In the SQL editor, you can view and create scripts in these categories:

  • Attribute scripts populate the tables of objects and events, which contain their attributes. For an object type, you populate its table using the data you’ve extracted from your source system tables. For an event type, you can choose to use the extracted business data, or use the transformed data from object type tables and change tables.

  • Change scripts populate the tables of changes to the attributes of objects. Change scripts aren't available for event types, as only object types have change tables. Change tables always have the same set of attributes. You can only populate a change table if you have extracted data that captures changes to your objects, such as a change log or audit log. If you don’t have this data, don’t add a change script.

  • Relationship scripts populate the relationship tables for the relationships between object types and event types. You only need a separate relationship script when there’s a many to many relationship that’s implemented on this object type or event type, so there’s a dedicated relationship table to fill. If the object type or event type doesn’t have any relationships like that, you won’t see a category for these scripts. Relationships between objects and events explains how relationships work.

Important

The SQL dialect you need to use in transformations for the Celonis Platform is Vertica SQL syntax. Using Vertica SQL syntax has Vertica recommendations for Celonis, and here's the official documentation:  docs.vertica.com.

To keep the SQL transformations as generic as possible, the SQL editor in the Objects and Events environment only supports a subset of functions and operators of ANSI SQL, and not all Vertica functions are enabled. See Supported functions for object-centric transformations for the list of supported functions that you can use. It's different to the list for case-centric transformations. The topic includes advice on how to replace Vertica-specific functions with suitable alternatives.

The OCDM Schema (which stands for object-centric data model) is the database in the OCPM Data Pool that contains the tables with the transformed data for your objects and events. See Object-centric process mining database tables for more on the structure of the OCDM Schema.

  • For object types and changes, you map columns in your extracted business data to the attributes of the objects and changes. In the OCDM Schema, each row in the object type tables (with an o_ prefix) and the change tables (with a c_ prefix) holds a single object or change. 

  • For event types, you can use the transformed data in the object type tables and change tables as a data source for your events, if you want to. Or you can map your extracted business data directly to the attributes of event types. Either way, the data goes into the event type tables (with an e_ prefix). Each row in the event type tables holds a single event.

  • For a one to one or one to many relationship, the relationship data is held in a foreign key column in the object type table or event type table. In this case, you populate the column as part of the attribute script. The column is named after the relationship, and you populate it with the ID column of the Celonis database table for the target object type.

  • For a many to many relationship where you’re implementing the transformation on this object type or event type, the relationship data is held in a relationship table with the relationship name. Populate this table with the ID of the object or event where this relationship is implemented (in the first column), and the ID of the target object (in the second column). Because a relationship table needs data from two object type or event type tables, you’ll need to use a left join (JOIN clause) to bring in data from both of the tables.

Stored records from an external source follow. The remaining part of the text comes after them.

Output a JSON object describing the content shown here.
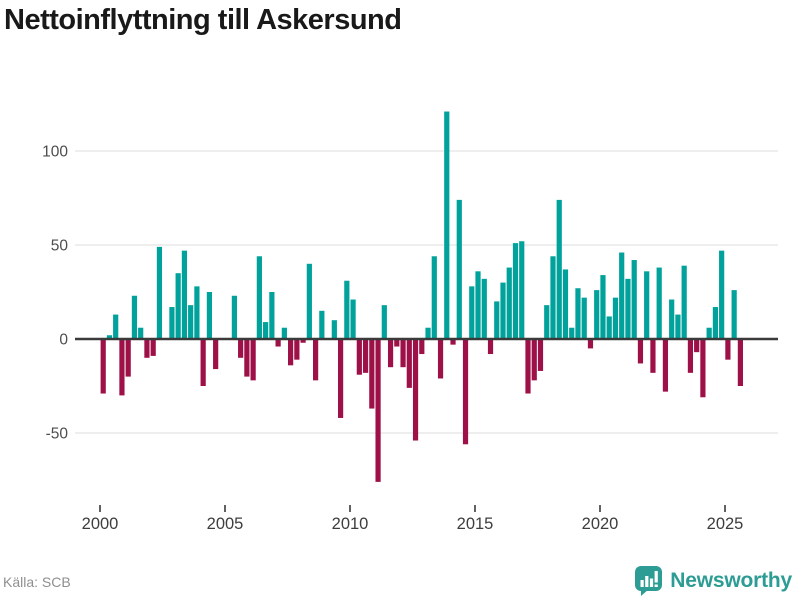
{
  "footer": {
    "source": "Källa: SCB",
    "brand": "Newsworthy",
    "brand_color": "#2d9c94"
  },
  "chart_data": {
    "type": "bar",
    "title": "Nettoinflyttning till Askersund",
    "x_unit": "quarter",
    "x_start": "2000-Q1",
    "x_end": "2025-Q3",
    "values": [
      -29,
      2,
      13,
      -30,
      -20,
      23,
      6,
      -10,
      -9,
      49,
      0,
      17,
      35,
      47,
      18,
      28,
      -25,
      25,
      -16,
      0,
      0,
      23,
      -10,
      -20,
      -22,
      44,
      9,
      25,
      -4,
      6,
      -14,
      -11,
      -2,
      40,
      -22,
      15,
      0,
      10,
      -42,
      31,
      21,
      -19,
      -18,
      -37,
      -76,
      18,
      -15,
      -4,
      -15,
      -26,
      -54,
      -8,
      6,
      44,
      -21,
      121,
      -3,
      74,
      -56,
      28,
      36,
      32,
      -8,
      20,
      30,
      38,
      51,
      52,
      -29,
      -22,
      -17,
      18,
      44,
      74,
      37,
      6,
      27,
      22,
      -5,
      26,
      34,
      12,
      22,
      46,
      32,
      42,
      -13,
      36,
      -18,
      38,
      -28,
      21,
      13,
      39,
      -18,
      -7,
      -31,
      6,
      17,
      47,
      -11,
      26,
      -25
    ],
    "xticks": [
      "2000",
      "2005",
      "2010",
      "2015",
      "2020",
      "2025"
    ],
    "yticks": [
      100,
      50,
      0,
      -50
    ],
    "ylim": [
      -80,
      125
    ],
    "grid": true,
    "legend": false,
    "bar_colors": {
      "positive": "#00a29b",
      "negative": "#9e1148"
    }
  }
}
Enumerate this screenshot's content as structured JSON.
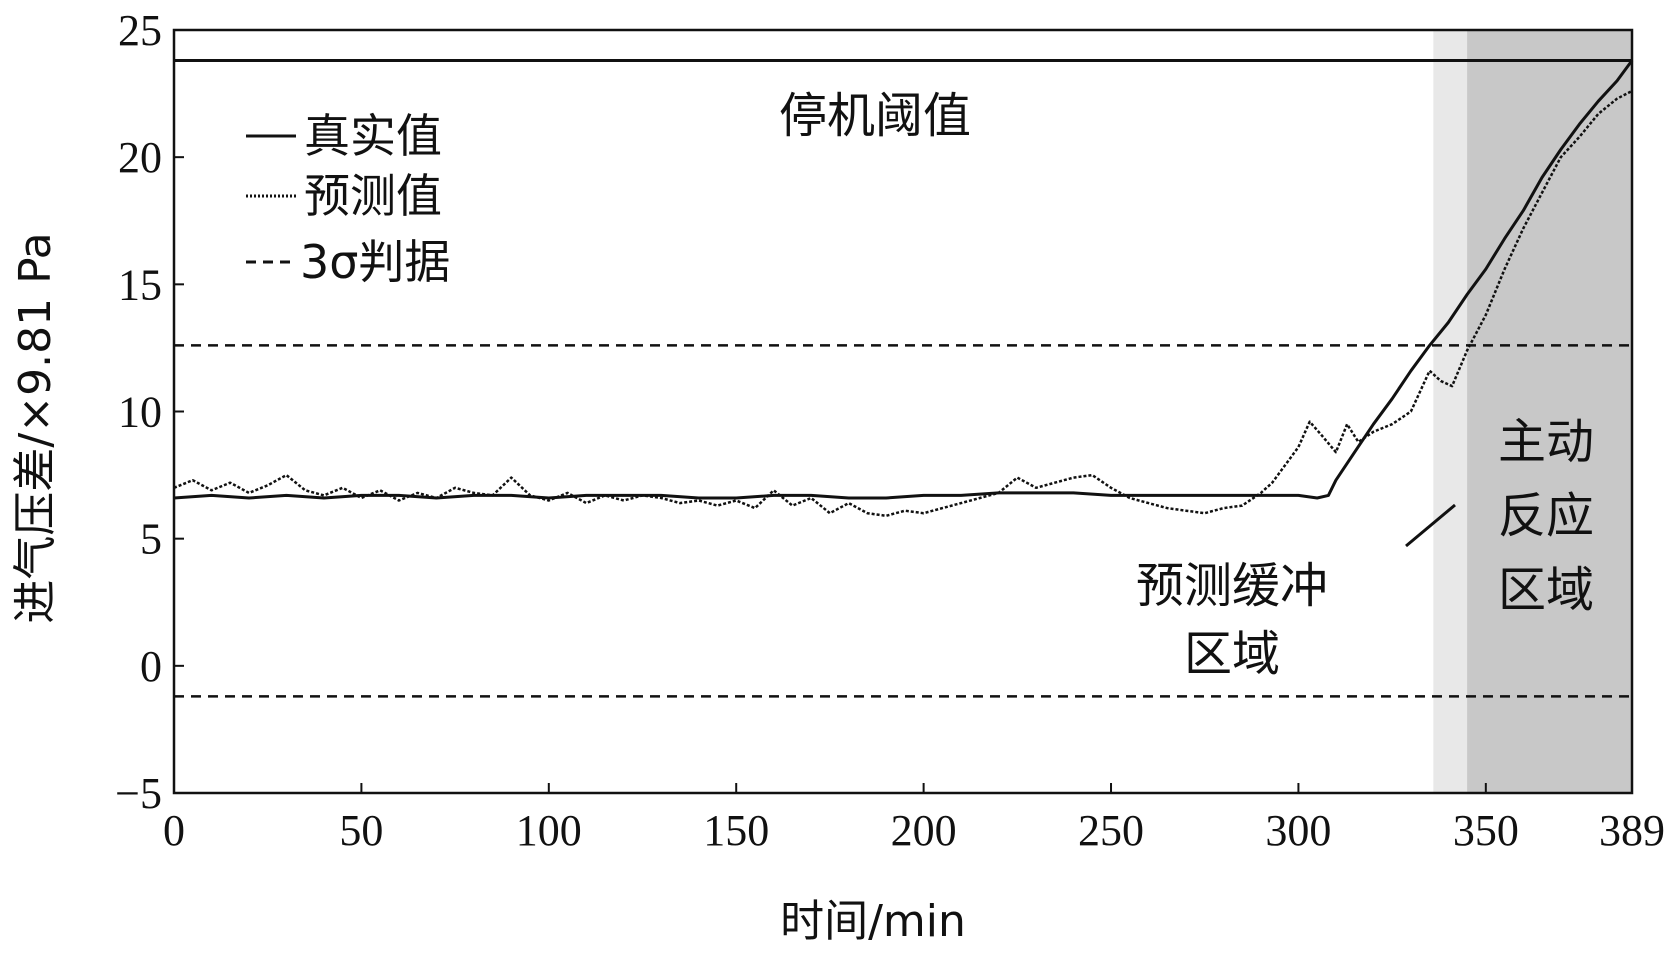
{
  "chart_data": {
    "type": "line",
    "xlabel": "时间/min",
    "ylabel": "进气压差/×9.81 Pa",
    "xlim": [
      0,
      389
    ],
    "ylim": [
      -5,
      25
    ],
    "x_ticks": [
      0,
      50,
      100,
      150,
      200,
      250,
      300,
      350,
      389
    ],
    "y_ticks": [
      -5,
      0,
      5,
      10,
      15,
      20,
      25
    ],
    "grid": false,
    "legend_position": "top-left",
    "colors": {
      "line": "#111111",
      "buffer_region": "#e8e8e8",
      "active_region": "#c8c8c8"
    },
    "threshold": {
      "label": "停机阈值",
      "y": 23.8
    },
    "sigma_bounds": {
      "upper": 12.6,
      "lower": -1.2
    },
    "regions": [
      {
        "label_lines": [
          "预测缓冲",
          "区域"
        ],
        "x_start": 336,
        "x_end": 345,
        "color": "#e8e8e8"
      },
      {
        "label_lines": [
          "主动",
          "反应",
          "区域"
        ],
        "x_start": 345,
        "x_end": 389,
        "color": "#c8c8c8"
      }
    ],
    "legend": [
      "真实值",
      "预测值",
      "3σ判据"
    ],
    "series": [
      {
        "name": "真实值",
        "style": "solid",
        "x": [
          0,
          10,
          20,
          30,
          40,
          50,
          60,
          70,
          80,
          90,
          100,
          110,
          120,
          130,
          140,
          150,
          160,
          170,
          180,
          190,
          200,
          210,
          220,
          230,
          240,
          250,
          260,
          270,
          280,
          290,
          300,
          305,
          308,
          310,
          315,
          320,
          325,
          330,
          335,
          340,
          345,
          350,
          355,
          360,
          365,
          370,
          375,
          380,
          385,
          389
        ],
        "y": [
          6.6,
          6.7,
          6.6,
          6.7,
          6.6,
          6.7,
          6.7,
          6.6,
          6.7,
          6.7,
          6.6,
          6.7,
          6.7,
          6.7,
          6.6,
          6.6,
          6.7,
          6.7,
          6.6,
          6.6,
          6.7,
          6.7,
          6.8,
          6.8,
          6.8,
          6.7,
          6.7,
          6.7,
          6.7,
          6.7,
          6.7,
          6.6,
          6.7,
          7.3,
          8.4,
          9.5,
          10.5,
          11.6,
          12.6,
          13.5,
          14.6,
          15.6,
          16.8,
          17.9,
          19.2,
          20.3,
          21.3,
          22.2,
          23.0,
          23.8
        ]
      },
      {
        "name": "预测值",
        "style": "dotted",
        "x": [
          0,
          5,
          10,
          15,
          20,
          25,
          30,
          35,
          40,
          45,
          50,
          55,
          60,
          65,
          70,
          75,
          80,
          85,
          90,
          95,
          100,
          105,
          110,
          115,
          120,
          125,
          130,
          135,
          140,
          145,
          150,
          155,
          160,
          165,
          170,
          175,
          180,
          185,
          190,
          195,
          200,
          205,
          210,
          215,
          220,
          225,
          230,
          235,
          240,
          245,
          250,
          255,
          260,
          265,
          270,
          275,
          280,
          285,
          290,
          293,
          296,
          300,
          303,
          306,
          310,
          313,
          316,
          320,
          325,
          330,
          335,
          338,
          341,
          345,
          350,
          355,
          360,
          365,
          370,
          375,
          380,
          385,
          389
        ],
        "y": [
          7.0,
          7.3,
          6.9,
          7.2,
          6.8,
          7.1,
          7.5,
          6.9,
          6.7,
          7.0,
          6.6,
          6.9,
          6.5,
          6.8,
          6.6,
          7.0,
          6.8,
          6.7,
          7.4,
          6.7,
          6.5,
          6.8,
          6.4,
          6.7,
          6.5,
          6.7,
          6.6,
          6.4,
          6.5,
          6.3,
          6.5,
          6.2,
          6.9,
          6.3,
          6.6,
          6.0,
          6.4,
          6.0,
          5.9,
          6.1,
          6.0,
          6.2,
          6.4,
          6.6,
          6.8,
          7.4,
          7.0,
          7.2,
          7.4,
          7.5,
          7.0,
          6.6,
          6.4,
          6.2,
          6.1,
          6.0,
          6.2,
          6.3,
          6.8,
          7.2,
          7.8,
          8.6,
          9.6,
          9.1,
          8.4,
          9.5,
          8.8,
          9.2,
          9.5,
          10.0,
          11.6,
          11.2,
          11.0,
          12.4,
          13.8,
          15.6,
          17.2,
          18.6,
          20.0,
          20.8,
          21.7,
          22.3,
          22.6
        ]
      }
    ]
  }
}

Follow these steps to use the SQL editor to create a custom transformation or overwrite a Celonis transformation. In the instructions, we’ll assume that you’ve extracted the data from your source system into the OCPM Data Pool. If you have any problems, check the solutions in Troubleshooting transformations.

  1. From the Celonis navigation bar, select Data > Objects and Events.

  2. To see the full list of transformations, select Transformations in the top navigation bar. You can search the list, sort it, and filter it by namespace (Celonis or custom), object type or event type, data source, and whether overwrites are present. Click Create transformation to add a new transformation.

  3. To start with an object type or event type that needs a transformation, select Objects or Events in the top navigation bar. From here, you can search and browse your object types or event types.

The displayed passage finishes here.